Jesús no nos llamó solo a organizarnos, sino a involucrarnos en el dolor humano.
Las enseñanzas que no podemos ignorar
Para tener credibilidad, los seguidores de Cristo deben vivir conforme a sus enseñanzas. En medio del caos, Jesús nos dejó un mandato claro: amar.
Cuando vemos a alguien necesitado, no debemos preguntarnos por su origen, su ideología o su condición, sino qué podemos hacer para ayudar.
Curiosamente, muchas personas fuera del cristianismo están viviendo estos principios sin siquiera darse cuenta. Si Jesús les dijera que lo hicieron por Él, probablemente se sorprenderían.
Esto debería llevarnos a una reflexión profunda sobre nuestra propia vida espiritual.
Conclusión: vivir como ovejas
Tal vez no siempre sepamos si debemos involucrarnos en ciertas situaciones específicas, pero sí sabemos lo esencial.

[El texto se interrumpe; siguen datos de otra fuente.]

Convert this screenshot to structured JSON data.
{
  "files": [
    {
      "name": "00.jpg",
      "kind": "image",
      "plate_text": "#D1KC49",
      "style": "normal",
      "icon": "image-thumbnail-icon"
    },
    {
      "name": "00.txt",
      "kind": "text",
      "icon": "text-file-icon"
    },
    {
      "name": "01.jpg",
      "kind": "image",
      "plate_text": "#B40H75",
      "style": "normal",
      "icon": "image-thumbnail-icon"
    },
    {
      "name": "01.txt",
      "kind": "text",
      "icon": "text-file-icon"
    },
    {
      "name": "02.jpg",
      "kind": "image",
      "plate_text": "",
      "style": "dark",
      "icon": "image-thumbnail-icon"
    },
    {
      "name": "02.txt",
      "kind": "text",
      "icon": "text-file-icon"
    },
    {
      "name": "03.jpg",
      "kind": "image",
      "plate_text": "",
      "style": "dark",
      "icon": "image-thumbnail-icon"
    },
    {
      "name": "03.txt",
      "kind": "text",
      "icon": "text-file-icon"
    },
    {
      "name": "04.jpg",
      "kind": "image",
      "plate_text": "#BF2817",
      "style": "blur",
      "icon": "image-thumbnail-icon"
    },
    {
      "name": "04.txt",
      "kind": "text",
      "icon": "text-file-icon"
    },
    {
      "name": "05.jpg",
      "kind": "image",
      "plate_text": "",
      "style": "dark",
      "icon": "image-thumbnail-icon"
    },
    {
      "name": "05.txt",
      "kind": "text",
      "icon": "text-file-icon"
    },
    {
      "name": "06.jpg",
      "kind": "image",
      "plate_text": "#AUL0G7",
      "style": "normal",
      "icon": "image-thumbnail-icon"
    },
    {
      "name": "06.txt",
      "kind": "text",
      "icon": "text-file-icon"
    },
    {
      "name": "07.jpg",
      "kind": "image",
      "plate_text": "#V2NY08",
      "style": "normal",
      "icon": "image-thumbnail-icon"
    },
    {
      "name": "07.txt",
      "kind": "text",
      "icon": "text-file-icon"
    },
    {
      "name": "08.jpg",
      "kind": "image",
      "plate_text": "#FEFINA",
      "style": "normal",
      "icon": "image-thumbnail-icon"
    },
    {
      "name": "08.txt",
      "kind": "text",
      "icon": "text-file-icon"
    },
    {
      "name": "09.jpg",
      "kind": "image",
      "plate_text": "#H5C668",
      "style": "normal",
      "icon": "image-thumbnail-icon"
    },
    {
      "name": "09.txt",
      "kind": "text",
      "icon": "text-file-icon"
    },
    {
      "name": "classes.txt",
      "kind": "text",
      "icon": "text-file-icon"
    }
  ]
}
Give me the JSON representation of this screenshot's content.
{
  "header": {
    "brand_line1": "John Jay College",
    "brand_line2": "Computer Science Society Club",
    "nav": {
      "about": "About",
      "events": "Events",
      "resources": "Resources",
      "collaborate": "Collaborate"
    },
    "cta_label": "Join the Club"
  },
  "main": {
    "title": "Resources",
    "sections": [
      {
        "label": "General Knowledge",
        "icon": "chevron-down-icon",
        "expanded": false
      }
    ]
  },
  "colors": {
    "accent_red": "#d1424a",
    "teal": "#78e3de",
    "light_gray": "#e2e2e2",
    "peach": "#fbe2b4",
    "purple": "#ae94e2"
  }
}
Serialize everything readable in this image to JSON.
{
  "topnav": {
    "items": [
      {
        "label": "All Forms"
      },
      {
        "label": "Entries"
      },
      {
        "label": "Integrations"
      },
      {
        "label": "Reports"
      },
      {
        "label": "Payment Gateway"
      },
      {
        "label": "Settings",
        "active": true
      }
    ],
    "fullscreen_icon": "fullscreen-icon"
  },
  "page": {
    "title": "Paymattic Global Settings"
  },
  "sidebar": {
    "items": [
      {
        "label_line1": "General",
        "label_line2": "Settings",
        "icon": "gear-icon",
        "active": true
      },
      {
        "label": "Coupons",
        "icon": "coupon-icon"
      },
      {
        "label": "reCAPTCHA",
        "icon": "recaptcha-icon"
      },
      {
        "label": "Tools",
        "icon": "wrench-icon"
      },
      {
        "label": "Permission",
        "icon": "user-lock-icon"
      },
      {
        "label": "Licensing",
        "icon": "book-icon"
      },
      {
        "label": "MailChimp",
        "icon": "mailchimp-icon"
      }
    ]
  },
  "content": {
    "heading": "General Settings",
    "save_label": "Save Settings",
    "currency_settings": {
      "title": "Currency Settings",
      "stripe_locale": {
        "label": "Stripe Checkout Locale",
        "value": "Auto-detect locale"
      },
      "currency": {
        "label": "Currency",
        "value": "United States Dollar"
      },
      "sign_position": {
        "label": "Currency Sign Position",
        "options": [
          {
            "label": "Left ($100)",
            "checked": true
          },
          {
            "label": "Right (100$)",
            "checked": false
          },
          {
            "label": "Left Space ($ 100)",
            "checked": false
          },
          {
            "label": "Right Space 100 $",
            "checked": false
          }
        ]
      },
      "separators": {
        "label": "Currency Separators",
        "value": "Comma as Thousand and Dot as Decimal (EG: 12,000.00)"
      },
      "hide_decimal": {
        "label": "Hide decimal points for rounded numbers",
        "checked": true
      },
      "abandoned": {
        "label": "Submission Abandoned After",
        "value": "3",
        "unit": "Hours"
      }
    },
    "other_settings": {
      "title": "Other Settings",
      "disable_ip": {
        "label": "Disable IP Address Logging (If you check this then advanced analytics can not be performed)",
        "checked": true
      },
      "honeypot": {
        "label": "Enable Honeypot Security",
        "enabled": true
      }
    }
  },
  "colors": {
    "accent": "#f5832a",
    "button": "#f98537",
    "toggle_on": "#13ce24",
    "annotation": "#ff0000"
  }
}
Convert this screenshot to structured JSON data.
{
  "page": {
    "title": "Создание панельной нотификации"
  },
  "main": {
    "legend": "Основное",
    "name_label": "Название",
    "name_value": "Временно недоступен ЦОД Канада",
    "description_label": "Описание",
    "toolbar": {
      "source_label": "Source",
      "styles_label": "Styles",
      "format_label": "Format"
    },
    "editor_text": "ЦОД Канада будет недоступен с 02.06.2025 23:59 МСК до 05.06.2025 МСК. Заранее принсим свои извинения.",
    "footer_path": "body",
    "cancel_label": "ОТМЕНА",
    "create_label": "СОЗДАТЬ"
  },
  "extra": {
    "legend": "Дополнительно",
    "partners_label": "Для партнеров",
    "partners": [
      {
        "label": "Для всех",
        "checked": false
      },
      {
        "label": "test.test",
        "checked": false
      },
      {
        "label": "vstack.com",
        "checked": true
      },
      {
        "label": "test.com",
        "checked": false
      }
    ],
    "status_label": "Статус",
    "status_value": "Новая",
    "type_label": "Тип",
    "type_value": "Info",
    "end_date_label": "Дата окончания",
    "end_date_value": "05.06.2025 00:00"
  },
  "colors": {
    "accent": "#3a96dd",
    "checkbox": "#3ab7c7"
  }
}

Debemos buscar a quienes sufren, a quienes tienen hambre, a quienes viven con miedo, a quienes cargan dolor físico o emocional, y actuar.
Ahí es donde está Jesús.
Ahí es donde se vive el Evangelio.
Ser una oveja no es una etiqueta, es una forma de vida.
Y si ignoramos esas oportunidades, corremos el riesgo de buscar a Cristo en lugares equivocados, mientras Él está justo frente a nosotros, en el rostro del necesitado.